The intention was to fly the aircraft with autopilot engaged and autothrottle on with managed modes engaged from the end of cruise up to as far as practical on the approach so as to quantify the benefits of an idle-power descent including fuel, emissions, noise, track miles and time savings. It also aimed to identify the constraints of idle descent in terms of ATC tune current idle descent procedures to maximise benefits understand flight management system behaviour and assess performance in terms of time predictions and altitude optimisation.
A further objective was to assess improvements to be used in the flight management system and in a future ATM structure and to assess the gains with better wind knowledge and to develop wind data uplink solutions.
Data collection was both automatic using the aircraft condition monitoring system and by using ADS via Airbus in Toulouse, which was tracking the flight, as well as manual records kept by the crew. Radar plots were also used. The procedures required printed copies of wind data and flight plans. All hard copies were inserted into a sealed envelope with crew anonymity guaranteed.
Using a single left engine to taxi the 1.5km to the parking stand, SAS flight SK904 took off at 18.23h local time on a hectic Friday at New York's Newark Liberty International airport. SK904 avoided the busy organised track system as SAS transatlantic flights need only run parallel to the most northerly of these before being able to divert even further north on a random track allowing for route optimisation. Strong tailwinds allowed a more southerly routing, however, which reduced estimated flying time.

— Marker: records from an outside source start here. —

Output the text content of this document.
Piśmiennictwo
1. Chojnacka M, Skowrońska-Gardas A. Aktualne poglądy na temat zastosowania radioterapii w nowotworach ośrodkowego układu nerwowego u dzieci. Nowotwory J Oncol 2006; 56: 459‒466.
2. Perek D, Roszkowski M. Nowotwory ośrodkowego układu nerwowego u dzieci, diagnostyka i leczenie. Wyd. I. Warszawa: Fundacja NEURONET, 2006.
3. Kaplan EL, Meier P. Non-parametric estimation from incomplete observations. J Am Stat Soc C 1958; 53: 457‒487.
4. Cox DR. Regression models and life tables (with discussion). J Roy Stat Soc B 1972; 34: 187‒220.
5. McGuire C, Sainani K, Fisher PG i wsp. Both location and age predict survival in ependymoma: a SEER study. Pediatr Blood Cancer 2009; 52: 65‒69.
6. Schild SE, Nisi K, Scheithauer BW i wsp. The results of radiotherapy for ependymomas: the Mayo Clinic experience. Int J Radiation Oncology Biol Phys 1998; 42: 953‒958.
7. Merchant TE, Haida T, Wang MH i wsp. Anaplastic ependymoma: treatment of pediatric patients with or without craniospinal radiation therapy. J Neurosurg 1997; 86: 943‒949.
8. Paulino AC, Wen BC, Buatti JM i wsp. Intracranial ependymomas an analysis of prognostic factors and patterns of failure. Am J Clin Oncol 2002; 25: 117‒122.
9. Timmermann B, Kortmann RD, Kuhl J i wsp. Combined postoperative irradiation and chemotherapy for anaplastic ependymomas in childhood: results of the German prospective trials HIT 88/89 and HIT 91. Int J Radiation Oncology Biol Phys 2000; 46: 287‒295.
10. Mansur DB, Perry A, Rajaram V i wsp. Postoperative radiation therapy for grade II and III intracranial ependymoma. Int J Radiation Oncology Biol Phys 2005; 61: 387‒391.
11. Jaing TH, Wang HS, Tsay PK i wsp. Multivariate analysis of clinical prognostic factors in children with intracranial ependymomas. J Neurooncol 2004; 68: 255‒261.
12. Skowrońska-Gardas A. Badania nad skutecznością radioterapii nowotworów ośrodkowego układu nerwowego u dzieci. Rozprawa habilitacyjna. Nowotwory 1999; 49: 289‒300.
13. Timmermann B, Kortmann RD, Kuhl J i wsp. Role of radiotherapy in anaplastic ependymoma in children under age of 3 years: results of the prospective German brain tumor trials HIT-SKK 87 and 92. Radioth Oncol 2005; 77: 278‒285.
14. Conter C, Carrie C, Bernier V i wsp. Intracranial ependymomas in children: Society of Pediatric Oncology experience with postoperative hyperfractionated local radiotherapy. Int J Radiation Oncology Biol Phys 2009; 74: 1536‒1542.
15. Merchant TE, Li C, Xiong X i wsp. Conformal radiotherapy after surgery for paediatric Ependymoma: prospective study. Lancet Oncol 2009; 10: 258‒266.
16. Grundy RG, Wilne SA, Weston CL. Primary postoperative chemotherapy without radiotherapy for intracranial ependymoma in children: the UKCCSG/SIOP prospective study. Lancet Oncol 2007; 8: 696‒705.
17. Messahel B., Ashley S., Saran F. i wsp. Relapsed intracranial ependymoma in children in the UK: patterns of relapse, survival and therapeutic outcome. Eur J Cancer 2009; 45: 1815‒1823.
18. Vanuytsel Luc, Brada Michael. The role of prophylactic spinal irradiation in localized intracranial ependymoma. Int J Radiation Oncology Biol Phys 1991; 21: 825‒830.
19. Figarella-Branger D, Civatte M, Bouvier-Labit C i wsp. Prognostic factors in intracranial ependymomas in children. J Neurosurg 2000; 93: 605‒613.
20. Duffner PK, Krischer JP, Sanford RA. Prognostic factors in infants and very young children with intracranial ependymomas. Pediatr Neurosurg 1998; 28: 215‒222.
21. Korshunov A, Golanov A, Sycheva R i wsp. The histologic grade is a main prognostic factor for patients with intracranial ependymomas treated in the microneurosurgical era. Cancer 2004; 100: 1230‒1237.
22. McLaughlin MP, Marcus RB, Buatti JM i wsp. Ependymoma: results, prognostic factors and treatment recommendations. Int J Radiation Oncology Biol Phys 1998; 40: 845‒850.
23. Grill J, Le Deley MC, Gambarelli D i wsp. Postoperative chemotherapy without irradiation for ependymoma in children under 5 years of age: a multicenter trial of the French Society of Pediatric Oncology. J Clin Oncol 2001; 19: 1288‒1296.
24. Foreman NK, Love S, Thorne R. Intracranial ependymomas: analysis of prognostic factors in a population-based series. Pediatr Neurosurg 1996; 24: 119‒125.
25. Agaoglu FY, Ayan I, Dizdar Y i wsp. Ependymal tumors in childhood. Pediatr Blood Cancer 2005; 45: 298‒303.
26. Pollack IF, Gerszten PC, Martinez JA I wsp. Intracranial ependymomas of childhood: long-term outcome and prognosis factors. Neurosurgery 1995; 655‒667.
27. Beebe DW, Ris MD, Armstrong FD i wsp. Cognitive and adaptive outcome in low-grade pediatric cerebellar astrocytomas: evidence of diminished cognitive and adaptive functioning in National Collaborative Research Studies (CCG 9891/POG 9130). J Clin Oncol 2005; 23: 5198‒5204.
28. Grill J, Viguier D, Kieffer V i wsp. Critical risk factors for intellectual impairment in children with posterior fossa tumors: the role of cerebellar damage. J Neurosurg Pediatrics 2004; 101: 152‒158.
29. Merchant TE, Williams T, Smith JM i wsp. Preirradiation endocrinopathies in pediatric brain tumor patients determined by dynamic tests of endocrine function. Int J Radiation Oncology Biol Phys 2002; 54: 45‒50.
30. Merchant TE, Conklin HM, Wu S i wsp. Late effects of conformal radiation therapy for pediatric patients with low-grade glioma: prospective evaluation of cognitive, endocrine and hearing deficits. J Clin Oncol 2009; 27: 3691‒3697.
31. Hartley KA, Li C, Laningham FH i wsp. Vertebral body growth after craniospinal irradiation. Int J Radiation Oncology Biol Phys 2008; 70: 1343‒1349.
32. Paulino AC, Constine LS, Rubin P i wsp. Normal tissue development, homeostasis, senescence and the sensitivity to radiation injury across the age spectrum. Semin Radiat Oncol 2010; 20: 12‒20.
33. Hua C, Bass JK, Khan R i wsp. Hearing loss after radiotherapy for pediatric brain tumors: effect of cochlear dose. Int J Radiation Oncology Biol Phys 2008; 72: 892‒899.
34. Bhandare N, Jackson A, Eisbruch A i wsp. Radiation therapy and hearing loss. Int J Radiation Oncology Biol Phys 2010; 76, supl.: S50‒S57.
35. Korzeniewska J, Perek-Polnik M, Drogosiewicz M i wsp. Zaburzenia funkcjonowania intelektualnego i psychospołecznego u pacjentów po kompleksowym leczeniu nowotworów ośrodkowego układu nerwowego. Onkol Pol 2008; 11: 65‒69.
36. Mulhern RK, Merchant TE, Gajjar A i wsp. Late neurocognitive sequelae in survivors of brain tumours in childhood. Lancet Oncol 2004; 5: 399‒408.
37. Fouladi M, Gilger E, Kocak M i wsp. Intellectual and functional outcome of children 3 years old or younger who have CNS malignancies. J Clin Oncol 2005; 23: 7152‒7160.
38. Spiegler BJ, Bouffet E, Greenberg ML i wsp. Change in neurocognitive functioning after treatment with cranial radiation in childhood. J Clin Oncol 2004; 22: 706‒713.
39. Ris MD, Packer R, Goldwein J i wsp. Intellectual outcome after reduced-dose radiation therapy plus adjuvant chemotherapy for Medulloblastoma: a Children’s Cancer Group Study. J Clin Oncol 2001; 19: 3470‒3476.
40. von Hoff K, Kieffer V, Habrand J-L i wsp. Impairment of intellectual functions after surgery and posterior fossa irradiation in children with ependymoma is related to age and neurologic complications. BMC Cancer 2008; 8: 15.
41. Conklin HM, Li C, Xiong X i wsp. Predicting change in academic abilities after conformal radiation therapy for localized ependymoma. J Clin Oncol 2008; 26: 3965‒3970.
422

Wind prediction data supplied by the UK Meteorological Office was fed into the aircraft's flight management system. While forecast winds are used for most of these flights, Airbus is interested in evaluating a tool generating actual winds - so called "nowcast" winds.
Here, forecasts are continually refined based on feedback from observed winds recorded by SAS Boeing 737s flying into Arlanda and downlinked to a database before being uplinked to following aircraft. The objective is to quantify the differences between forecast winds, nowcast winds and actual observed winds. At the moment when SK904's crew requested descent winds data during the flight, the difference between nowcast and actual winds was only 4kt.
"Helping to refine predictions in the flight management system forms one of the important elements of SESAR," says says Sigmund Lockert, SAS's Airbus A330/A340 fleet chief pilot and first officer on the flight. "Essentially we want to assess the differences between forecast wind data and nowcast indications to improve the accuracy of forecasts. Ongoing efforts here could determine much more accurately the most efficient cruise altitude depending on prevailing wind conditions."
Precise arrival routing
Another innovative feature of the flight management system is that it automatically sends an "off message" to the specially modified Arlanda ground system, allowing the ground to know the estimated time of arrival up to 90min in advance before uplinking a precise arrival routing.
At 325km (175nm) before estimated touchdown, the engines retarted to idle and in theory should have remained at idle until touchdown with the flight management system flying the whole procedure, levelling off at 2,500ft (760m) before intercepting the glidescope 9.4nm from Arlanda.
The aircraft remained exactly on profile and speed and in idle power although, shortly after "green dot" speed was reached, a little power kicked in only to resume idle mode at 220kt, caused probably by low pressure. After landing and shutting down one engine, SAS flight SK904, carrying 260 passengers from Newark to Stockholm, reached the Arlanda terminal building at precisely its 06.24h estimated time of arrival. A second CDA test period is scheduled to start on 1 March.